Me vestiste de piel y carne, y me tejiste con huesos y nervios. Vida y misericordia me concediste, y tu cuidado guardó mi espíritu. Job 10:11 y 12

De una manera poética Job está reconociendo y afirmando que Dios es el verdadero y auténtico creador del hombre, el Señor es el dador de la vida, todo comienza con su bendito soplo sobre el barro.

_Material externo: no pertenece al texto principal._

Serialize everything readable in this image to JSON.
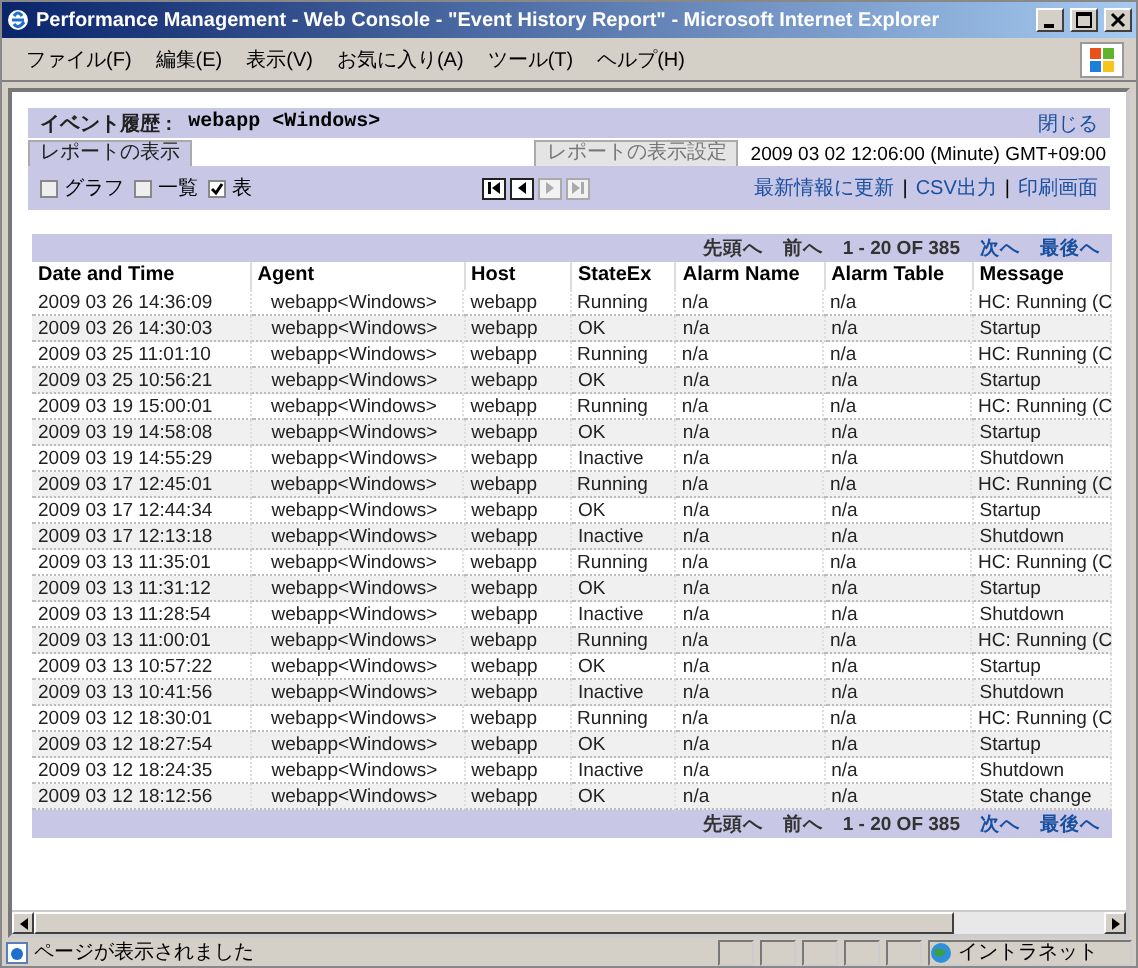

Si hoy estás leyendo una vez más este devocional, si has abierto los ojos y puedes disfrutar de un día más aquí en la tierra no es porque tienes buena salud o porque eres joven… Es porque Dios está sosteniendo el aliento de vida sobre tí, porque él hace que tu pulso continúe latiendo y porque te regala la oportunidad de seguir siendo Luz y Sal en medio de este mundo de oscuridad.

La vida viene de la mano del eterno, la vida es el primer regalo de Gracia que Dios nos entrega, pero además nosotros somos privilegiados porque cada mañana no solo podemos disfrutar de un día más de vida sino además de una bandeja de su maravillosa misericordia. Cada día podemos acudir a Dios libres y justificados gracias a la obra de Cristo. Hoy el contador de tus pecados comienza desde cero, el Señor perdonó todos tus errores de ayer: “Bendito y alabado sea su nombre”.

Medita en estas verdades y disfruta que el Señor te ha dado la vida, su misericordia y que ha prometido guardarte en todo momento ¿Qué más necesitas para salir con ánimo, valentía y una sonrisa en tu rostro a la calle?